For Intellect, Crenshaw interviewed over 50 DJs, including big names like Derrick May and Paul Van Dyk. While filming the project, he ran out of money—then borrowed money from friends, and ran out of that. (“Everyone hated me,” he says.) Because he didn’t have enough funds to license music from all the artists he interviewed in the film, he had to learn to figure out how to make the soundtrack himself, creating his own interpretations of the featured DJs’ styles.

“It was kind of like graduate school—I made my own grad school, basically,” he says.

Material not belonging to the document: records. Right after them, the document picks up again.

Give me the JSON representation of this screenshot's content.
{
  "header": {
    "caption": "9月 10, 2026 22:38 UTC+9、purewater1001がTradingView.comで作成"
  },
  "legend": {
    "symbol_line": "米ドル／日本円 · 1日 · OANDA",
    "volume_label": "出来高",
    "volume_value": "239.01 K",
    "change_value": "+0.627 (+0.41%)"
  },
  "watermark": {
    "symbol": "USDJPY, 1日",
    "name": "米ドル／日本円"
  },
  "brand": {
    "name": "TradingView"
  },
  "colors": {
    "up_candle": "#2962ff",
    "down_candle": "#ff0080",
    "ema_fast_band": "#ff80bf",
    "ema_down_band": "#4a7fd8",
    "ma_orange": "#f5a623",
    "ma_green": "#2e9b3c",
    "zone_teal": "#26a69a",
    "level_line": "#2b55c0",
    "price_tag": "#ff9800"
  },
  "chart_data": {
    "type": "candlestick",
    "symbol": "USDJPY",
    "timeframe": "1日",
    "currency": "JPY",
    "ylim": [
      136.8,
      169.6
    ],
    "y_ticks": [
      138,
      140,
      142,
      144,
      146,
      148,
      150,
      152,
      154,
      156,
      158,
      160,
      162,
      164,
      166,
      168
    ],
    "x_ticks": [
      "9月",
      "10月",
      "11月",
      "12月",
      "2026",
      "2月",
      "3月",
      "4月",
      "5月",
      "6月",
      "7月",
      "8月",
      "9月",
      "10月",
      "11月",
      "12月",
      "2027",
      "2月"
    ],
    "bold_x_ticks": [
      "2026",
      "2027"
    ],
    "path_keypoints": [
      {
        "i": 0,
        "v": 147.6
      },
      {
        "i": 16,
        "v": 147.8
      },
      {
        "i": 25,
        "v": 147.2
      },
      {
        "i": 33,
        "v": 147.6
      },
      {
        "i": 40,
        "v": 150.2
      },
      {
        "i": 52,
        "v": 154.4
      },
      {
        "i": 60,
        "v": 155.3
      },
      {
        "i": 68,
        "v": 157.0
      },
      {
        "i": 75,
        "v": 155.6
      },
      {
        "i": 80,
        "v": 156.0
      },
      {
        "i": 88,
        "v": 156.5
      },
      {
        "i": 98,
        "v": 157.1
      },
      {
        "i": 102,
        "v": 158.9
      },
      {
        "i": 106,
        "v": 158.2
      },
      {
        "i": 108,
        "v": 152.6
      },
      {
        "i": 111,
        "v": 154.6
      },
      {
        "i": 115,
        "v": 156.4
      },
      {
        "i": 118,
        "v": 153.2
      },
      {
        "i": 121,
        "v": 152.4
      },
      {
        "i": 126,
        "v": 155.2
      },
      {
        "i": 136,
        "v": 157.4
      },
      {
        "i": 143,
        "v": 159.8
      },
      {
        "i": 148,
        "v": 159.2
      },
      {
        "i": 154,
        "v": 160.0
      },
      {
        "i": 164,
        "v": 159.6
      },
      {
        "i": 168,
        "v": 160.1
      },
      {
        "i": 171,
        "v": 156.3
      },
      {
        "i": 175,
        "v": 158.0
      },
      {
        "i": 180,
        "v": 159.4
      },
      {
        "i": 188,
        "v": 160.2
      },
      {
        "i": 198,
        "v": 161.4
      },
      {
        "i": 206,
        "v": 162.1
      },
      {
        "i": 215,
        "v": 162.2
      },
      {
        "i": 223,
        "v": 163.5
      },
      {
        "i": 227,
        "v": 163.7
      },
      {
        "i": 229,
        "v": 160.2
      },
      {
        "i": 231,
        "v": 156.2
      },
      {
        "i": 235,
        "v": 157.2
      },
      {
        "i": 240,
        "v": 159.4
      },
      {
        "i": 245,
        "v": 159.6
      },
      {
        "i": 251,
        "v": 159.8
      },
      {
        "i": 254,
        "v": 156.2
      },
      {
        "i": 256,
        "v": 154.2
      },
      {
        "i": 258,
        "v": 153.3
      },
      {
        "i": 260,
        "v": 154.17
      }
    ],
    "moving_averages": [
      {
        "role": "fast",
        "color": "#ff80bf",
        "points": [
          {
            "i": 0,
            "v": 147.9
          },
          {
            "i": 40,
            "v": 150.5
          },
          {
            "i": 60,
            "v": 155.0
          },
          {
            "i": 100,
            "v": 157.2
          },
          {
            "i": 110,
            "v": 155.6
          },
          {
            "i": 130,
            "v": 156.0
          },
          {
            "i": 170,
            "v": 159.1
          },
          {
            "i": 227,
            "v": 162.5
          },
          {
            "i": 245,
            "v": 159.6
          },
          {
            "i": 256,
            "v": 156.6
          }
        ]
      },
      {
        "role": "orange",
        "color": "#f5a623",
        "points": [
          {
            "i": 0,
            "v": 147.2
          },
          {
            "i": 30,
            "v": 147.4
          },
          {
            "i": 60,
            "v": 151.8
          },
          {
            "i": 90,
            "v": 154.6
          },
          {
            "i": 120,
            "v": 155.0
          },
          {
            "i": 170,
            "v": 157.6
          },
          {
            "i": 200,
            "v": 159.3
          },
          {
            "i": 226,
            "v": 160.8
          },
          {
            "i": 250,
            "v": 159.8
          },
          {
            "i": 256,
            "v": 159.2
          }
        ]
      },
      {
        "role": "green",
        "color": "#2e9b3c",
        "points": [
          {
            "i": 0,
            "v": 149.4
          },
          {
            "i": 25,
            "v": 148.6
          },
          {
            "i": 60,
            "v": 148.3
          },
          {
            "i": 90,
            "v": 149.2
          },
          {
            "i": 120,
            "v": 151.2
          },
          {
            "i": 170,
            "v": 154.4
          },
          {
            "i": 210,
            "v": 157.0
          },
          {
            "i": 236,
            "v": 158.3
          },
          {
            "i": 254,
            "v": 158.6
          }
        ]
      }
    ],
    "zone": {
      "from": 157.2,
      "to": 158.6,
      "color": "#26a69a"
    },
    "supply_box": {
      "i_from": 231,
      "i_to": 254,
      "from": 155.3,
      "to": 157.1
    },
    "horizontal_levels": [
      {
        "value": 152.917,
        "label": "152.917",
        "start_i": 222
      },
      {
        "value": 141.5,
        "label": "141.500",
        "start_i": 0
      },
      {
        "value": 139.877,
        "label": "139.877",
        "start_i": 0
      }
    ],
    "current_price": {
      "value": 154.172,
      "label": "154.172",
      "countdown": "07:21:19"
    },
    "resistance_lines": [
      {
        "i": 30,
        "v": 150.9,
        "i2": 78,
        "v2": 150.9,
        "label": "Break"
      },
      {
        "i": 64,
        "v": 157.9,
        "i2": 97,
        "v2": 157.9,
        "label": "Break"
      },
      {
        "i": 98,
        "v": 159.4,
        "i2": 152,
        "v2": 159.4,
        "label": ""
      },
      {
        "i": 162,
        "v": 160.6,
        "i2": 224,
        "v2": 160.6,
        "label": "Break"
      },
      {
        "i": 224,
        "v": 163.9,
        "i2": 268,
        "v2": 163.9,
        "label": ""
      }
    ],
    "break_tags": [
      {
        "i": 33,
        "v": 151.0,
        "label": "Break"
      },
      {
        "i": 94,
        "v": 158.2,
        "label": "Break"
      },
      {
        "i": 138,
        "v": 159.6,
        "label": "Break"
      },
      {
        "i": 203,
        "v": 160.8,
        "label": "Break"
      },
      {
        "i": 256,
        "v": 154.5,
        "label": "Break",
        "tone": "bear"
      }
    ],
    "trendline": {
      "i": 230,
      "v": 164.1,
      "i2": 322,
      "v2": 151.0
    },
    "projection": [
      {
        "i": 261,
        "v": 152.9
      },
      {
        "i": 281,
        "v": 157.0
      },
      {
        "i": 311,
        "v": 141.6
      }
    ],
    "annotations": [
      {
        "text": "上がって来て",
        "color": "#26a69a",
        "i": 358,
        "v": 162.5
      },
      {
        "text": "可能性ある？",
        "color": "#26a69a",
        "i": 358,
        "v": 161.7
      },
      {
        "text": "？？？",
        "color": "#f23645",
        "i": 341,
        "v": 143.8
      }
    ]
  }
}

As Crenshaw found his groove as a producer, a scene began to coalesce around Dirtybird in the late 2000s. Artists like J.Phlip, Worthy, Tim Green and Style of Eye joined the label, and Crenshaw began curating Dirtybird parties at the Mezzanine—one of the venue’s biggest draws from 2008 until it closed on New Year’s Eve last year.

After Crenshaw relocated to Los Angeles (he regularly returns to San Francisco for Dirtybird events), business continued to pick up. In 2015, Crenshaw started the Dirtybird Campout, which takes place this year in Modesto. He’s intentionally kept the event small (at around 7,000 attendees) to retain its feeling of intimacy. Unlike at EDM mega-fests like Electric Daisy Carnival, DJs and fans alike participate in summer camp activities like archery and kayaking, and dance parties rage on until sunrise.

With the help of his wife, Aundy, who is the label’s chief operating and marketing officer, Crenshaw has grown Dirtybird in many different directions: live events on both coasts, the Birdhouse Radio Show, merch, even an art book (also out Feb. 21) illustrated by San Francisco artist Jeremy Fish. Yet through it all, the label has remained independent and held on to its outsider appeal.

“We have a vibe—it’s not a big barrier between the artists the fans at our shows,” Crenshaw says. “No one is untouchable.”